Qu'est-ce que cela va produire? Rappelons-nous l'article 92 selon lequel s'il y a dans la loi une norme minimale supérieure à ce qu'on trouve dans le décret, la norme contenue dans le décret deviendra nulle. Qu'arrivera-t-il pour le salarié de l'industrie de l'automobile qui est soumis, qui va continuer à être soumis à un décret, parce que les normes contenues dans son décret vont être supérieures aux normes minimales? Ou les salariés de l'industrie de l'automobile ne bénéficieront pas des normes contenues dans la loi, qui sont celles qui auront été supérieures à celles contenues dans le décret, ou on va institutionnaliser une espèce de mode — de la façon dont on l'interprète, on a peut-être tort — alternatif de protection, les comités paritaires, dans l'automobile, en tout cas, faisant respecter les normes du décret supérieur à la loi, et la commission des normes, d'un autre côté, faisant respecter les autres.

Je vais vous donner un exemple. Un mécanicien gagne $7.25 l'heure. Si le mécanicien du garage du coin n'est pas payé $7.25 l'heure, qui va réclamer ces $7.25 l'heure? C'est le comité paritaire. S'il est licencié sans préavis de quinze jours, qui va réclamer cela? Il va être obligé de s'en remettre aux normes minimales.

Deux modes distincts de protection. Il faut se poser la question, à ce moment-là: Qui va être l'organisme le mieux préparé pour faire respecter ces normes dans un secteur industriel spécifique? On prétend que là où il y a une vie dans l'industrie, là où il y a une concertation dans l'industrie, là où un comité fonctionne, là où les parties traitantes jouent leur rôle, ce sont elles qui seront les plus en mesure de les faire respecter? Pourquoi? D'abord parce que là où cela fonctionne, les comités ont une équipe spécialisée dans l'industrie de l'automobile qui procède non seulement sur réception de plaintes, mais qui vont procéder par visites suivies chez les employeurs, ce qui ne se fait pas au niveau de la Commission du salaire minimum, on connaît le problème. On procède par plainte, chez nous; il y a des inspecteurs spécialisés, des gens qui ont vécu dans l'industrie de l'automobile.

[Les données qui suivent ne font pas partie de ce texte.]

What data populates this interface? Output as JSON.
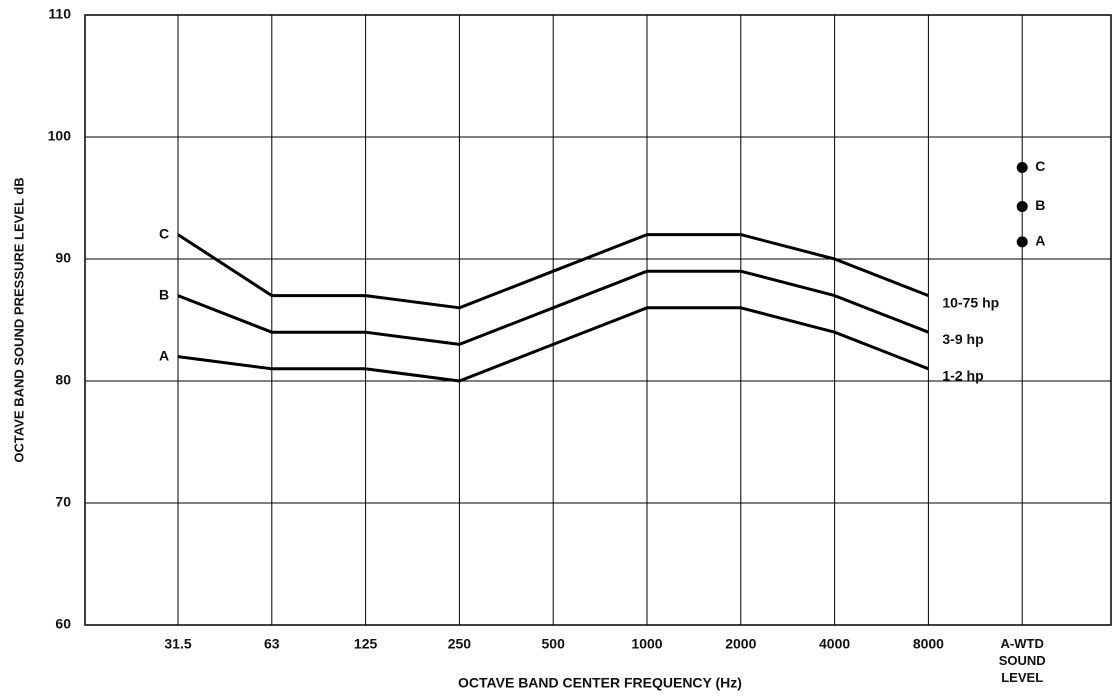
{
  "chart_data": {
    "type": "line",
    "x_label": "OCTAVE BAND CENTER FREQUENCY (Hz)",
    "y_label": "OCTAVE BAND SOUND PRESSURE LEVEL dB",
    "categories": [
      "31.5",
      "63",
      "125",
      "250",
      "500",
      "1000",
      "2000",
      "4000",
      "8000"
    ],
    "point_category": "A-WTD SOUND LEVEL",
    "series": [
      {
        "name": "10-75 hp",
        "letter": "C",
        "color": "#000000",
        "values": [
          92,
          87,
          87,
          86,
          89,
          92,
          92,
          90,
          87
        ],
        "a_weighted_level": 97.5
      },
      {
        "name": "3-9 hp",
        "letter": "B",
        "color": "#000000",
        "values": [
          87,
          84,
          84,
          83,
          86,
          89,
          89,
          87,
          84
        ],
        "a_weighted_level": 94.3
      },
      {
        "name": "1-2 hp",
        "letter": "A",
        "color": "#000000",
        "values": [
          82,
          81,
          81,
          80,
          83,
          86,
          86,
          84,
          81
        ],
        "a_weighted_level": 91.4
      }
    ],
    "ylim": [
      60,
      110
    ],
    "yticks": [
      60,
      70,
      80,
      90,
      100,
      110
    ],
    "grid": true
  }
}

Le gars qui est inspecteur va savoir que la deuxième série de livres de l'employeur se trouve dans la deuxième table en-dessous, parce qu'il vit

dans cette industrie. Ce double système, on le pense, va aussi engendrer un dédoublement des coûts de surveillance et des conditions minimales applicables à ces salariés; deux systèmes au sein d'une même petite entreprise. Est-ce qu'il va falloir que le petit garagiste fasse deux rapports, un aux normes minimales et un autre au comité paritaire? On pense que le risque, c'est que lés décrets deviennent un peu des espèces de gruyères à la fois salariés et employeurs devront se référer constamment aux deux lois pour connaître les normes qui les régissent. (10 heures)

Le deuxième aspect de notre mémoire, avant d'en arriver aux conclusions, c'est que le projet de loi 126 établit un cadre de protection. Dans un premier temps, j'ai parlé des conditions qui peuvent être différentes; dans un deuxième temps, le projet de loi établit un cadre de protection et des instruments assurant le respect de ces normes minimales à peu près au même titre que la Loi des décrets. Cependant, ces instruments de protection créés par le projet de loi sont évidemment supérieurs à ceux qui sont actuellement donnés dans la Loi des décrets. C'est évident que cette loi a besoin d'être révisée, comme on l'a dit, elle a du poil aux jambes. D'ailleurs, on a fait des représentations dans le passé, les différentes parties traitantes, afin de faire en sorte que cette loi soit révisée. ;

Je vais vous donner un exemple du système de protection qui peut être différent dans les deux lois. On va revenir à notre maintien à $7.25 l'heure. S'il fait sa réclamation sous le coup du décret, il peut aller chercher six mois de salaire impayé. S'il n'est pas payé, il va aller chercher six mois. C'est une nouvelle loi pour les salariés qui sont sous la juridiction de la Commission des normes minimales. Il va aller chercher un an de salaire impayé. Evidemment, c'est un exemple. Il y à plusieurs exemples où cette loi est plus moderne; elle donne des éléments de protection qui sont supérieurs.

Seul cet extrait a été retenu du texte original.